For the handful of sculptors still employed part-time by Artisans Angkor, chiselling the elephant-headed God Ganesha and a large wagon will require another month or two of work. They will receive around $300 each, though the final sale price or destination of the products is unknown to them.

“Trying to find a new job is difficult,” said 32-year-old Sun Sen, taking a break from chiselling a wheel. The men trained for six months at the craft, while many of their former colleagues now drive tuk tuks, farm in cassava fields or labor on construction projects.

Artisans Angkor previously teamed with Senteurs on a custom fragrance, which Senteurs sold in VINCI Airports. Bourcier then watched as Artisans Angkor closed their operations, along with dozens of private hotels and other large businesses. 

“[Artisans Angkor] could have survived a bit longer if they wanted to,” Bourcier said. “I won’t have any regrets at least.”

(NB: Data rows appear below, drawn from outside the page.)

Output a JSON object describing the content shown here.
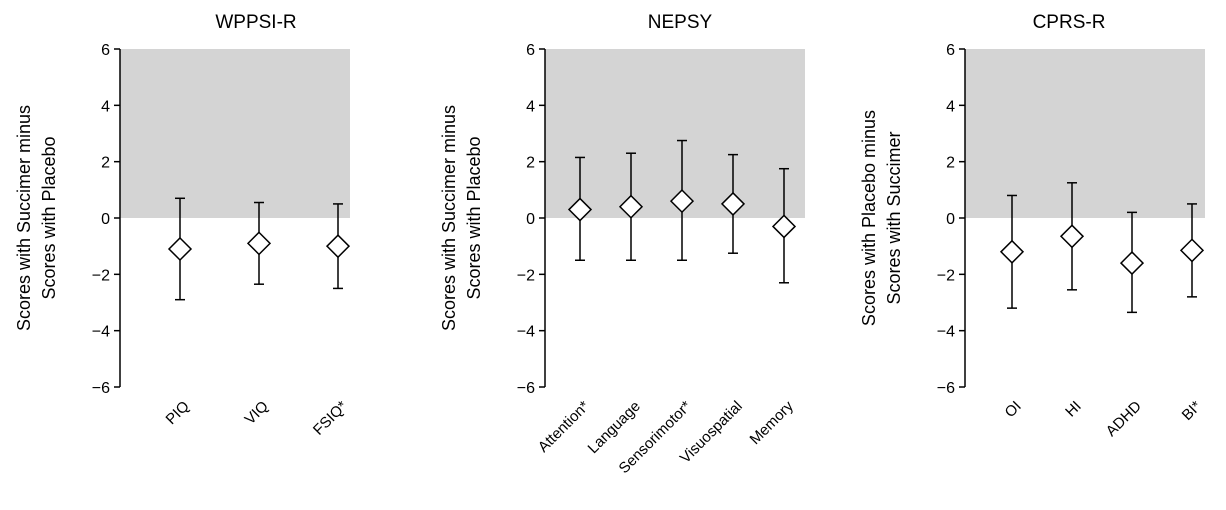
{
  "chart_data": [
    {
      "type": "scatter",
      "title": "WPPSI-R",
      "ylabel_lines": [
        "Scores with Succimer minus",
        "Scores with Placebo"
      ],
      "ylim": [
        -6,
        6
      ],
      "yticks": [
        "6",
        "4",
        "2",
        "0",
        "−2",
        "−4",
        "−6"
      ],
      "shaded_region": [
        0,
        6
      ],
      "categories": [
        "PIQ",
        "VIQ",
        "FSIQ*"
      ],
      "values": [
        -1.1,
        -0.9,
        -1.0
      ],
      "lower": [
        -2.9,
        -2.35,
        -2.5
      ],
      "upper": [
        0.7,
        0.55,
        0.5
      ]
    },
    {
      "type": "scatter",
      "title": "NEPSY",
      "ylabel_lines": [
        "Scores with Succimer minus",
        "Scores with Placebo"
      ],
      "ylim": [
        -6,
        6
      ],
      "yticks": [
        "6",
        "4",
        "2",
        "0",
        "−2",
        "−4",
        "−6"
      ],
      "shaded_region": [
        0,
        6
      ],
      "categories": [
        "Attention*",
        "Language",
        "Sensorimotor*",
        "Visuospatial",
        "Memory"
      ],
      "values": [
        0.3,
        0.4,
        0.6,
        0.5,
        -0.3
      ],
      "lower": [
        -1.5,
        -1.5,
        -1.5,
        -1.25,
        -2.3
      ],
      "upper": [
        2.15,
        2.3,
        2.75,
        2.25,
        1.75
      ]
    },
    {
      "type": "scatter",
      "title": "CPRS-R",
      "ylabel_lines": [
        "Scores with Placebo minus",
        "Scores with Succimer"
      ],
      "ylim": [
        -6,
        6
      ],
      "yticks": [
        "6",
        "4",
        "2",
        "0",
        "−2",
        "−4",
        "−6"
      ],
      "shaded_region": [
        0,
        6
      ],
      "categories": [
        "OI",
        "HI",
        "ADHD",
        "BI*"
      ],
      "values": [
        -1.2,
        -0.65,
        -1.6,
        -1.15
      ],
      "lower": [
        -3.2,
        -2.55,
        -3.35,
        -2.8
      ],
      "upper": [
        0.8,
        1.25,
        0.2,
        0.5
      ]
    }
  ]
}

The Krebei Riel craft workers employed by Senteurs mostly stay at home these days. The company also began raising chickens on its campus to help feed the staff and their families; not their intended product, Bourcier noted with exasperation. 

Bourcier believes he can keep his full staff on payroll only for another few months. 

“The ones who will lose the job first will be the ones who make the boxes, if I have to lay off people,” he said. “To stop [paying] them first is very tough.”

Additional reporting by Choulay Mech

This article was updated 4 October 2021 to clarify salary information for Senteurs employees and the number of orders received by the company.